Lymphocytes, also known as white blood cells, originate in the bone marrow by specialized cells called stem cells. There are two main kinds of lymphocytes, T lymphocytes and B lymphocytes. The thymus is the main sight for production of T lymphocytes. B lymphocytes are made and found in the bone marrow. The primary lymphoid glands are the bone marrow and the thymus. By secreting antibodies into the blood and lymph the B lymphocytes can fight bacterial infections. Lymph is a fluid of the body as well as blood so they are able to provide humoral immunity. The T lymphocytes do not secrete antibodies to destroy a pathogen. Coming close to the foreign molecule will call the T lymphocyte to destroy the pathogen. Cell mediated immunity is caused by the T lymphocyte getting close to the host cell and killing it.

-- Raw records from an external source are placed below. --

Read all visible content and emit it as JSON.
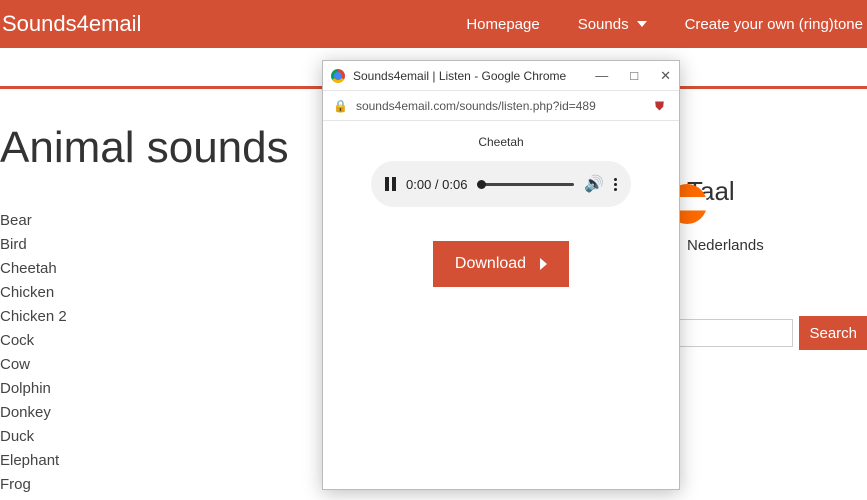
{
  "brand": "Sounds4email",
  "nav": {
    "home": "Homepage",
    "sounds": "Sounds",
    "create": "Create your own (ring)tone"
  },
  "page_title": "Animal sounds",
  "animals": [
    "Bear",
    "Bird",
    "Cheetah",
    "Chicken",
    "Chicken 2",
    "Cock",
    "Cow",
    "Dolphin",
    "Donkey",
    "Duck",
    "Elephant",
    "Frog"
  ],
  "sidebar": {
    "taal_label": "Taal",
    "taal_value": "Nederlands",
    "search_btn": "Search"
  },
  "popup": {
    "window_title": "Sounds4email | Listen - Google Chrome",
    "url": "sounds4email.com/sounds/listen.php?id=489",
    "sound_name": "Cheetah",
    "time": "0:00 / 0:06",
    "download": "Download"
  }
}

Some of the secondary lymphoid organs include the tonsils, spleen, lymph nodes, and a patch under the mucosa of the intestine called the Peyer's area. Blood is filtered by the spleen while the other secondary lymphoid organs filter lymph. The secondary lymphoid organs are where pathogens are caught and kept so the lymphocytes can get close to them. The tiny T and B lymphocytes have such a big responsibility to the body, as well as all of the lymphoid organs.








Concept #3: Function of T and B lymphocytes

T lymphocytes are specific cells that are activated by antigens to prevent a pathogen from doing harm or damage to the body. Killer T cells are a type to T lymphocyte that has a specific molecule on the surface called CD8. The main function of the killer T cells is to destroy the cells in the body that are holding the foreign molecule. Killer T cells destroy the pathogen by cell mediated destruction and must come in physical contact with the bad cell. When the pathogenic cell comes in contact with the killer T cell, the killer T cell secretes chemicals to aid in the process of destruction. Perforins are a molecule that is secreted, and granzyme is an enzyme that is secreted by the killer T cell. CD4 on the outside of a molecule would indicate a helper T cell. The helper T cell basically helps many other cells do their job to get rid of the pathogen. Helping the B lymphocyte secrete specific antibodies and increasing the skills of the killer T cells are some tasks the helper T cell does. Lymphokine is a chemical regulator that is secreted by the helper T cell to complete those responsibilities. Suppressor T lymphocytes put the stop on the specific immune response. T lymphocytes help the immune system keep the body healthy. B lymphocytes on the other hands secrete antibodies to fight pathogens. When a B lymphocyte finds a pathogen, it then enters the germinal center os a secondary lymphoid organ. Inside the germinal center the B lymphocytes undergoes many divisions, where some of the cells become memory cells. Memory cells are like clones of the B cell, which has the antigens of the pathogen on it. If the cells aren't made into memory cells, they are made into plasma cells. Plasma cells produce about 2,000 antibody proteins per second. Being able to remember what pathogen entered the body, and that it was harmful is key for B lymphocytes. Next time that pathogen enters the body, the body is able to recognize it, and destroy it even faster then the first time. On the outside of the pathogens is an antigen and the B lymphocytes have a receptor for those antigens. When the receptor and antigen combine, it causes the B lymphocyte divide even more and produce more antibodies. There are so many pathogens that our body comes in contact with throughout our life. These tiny cells, T and B lymphocytes play such a huge role in the immune system in maintaining homeostasis in the body.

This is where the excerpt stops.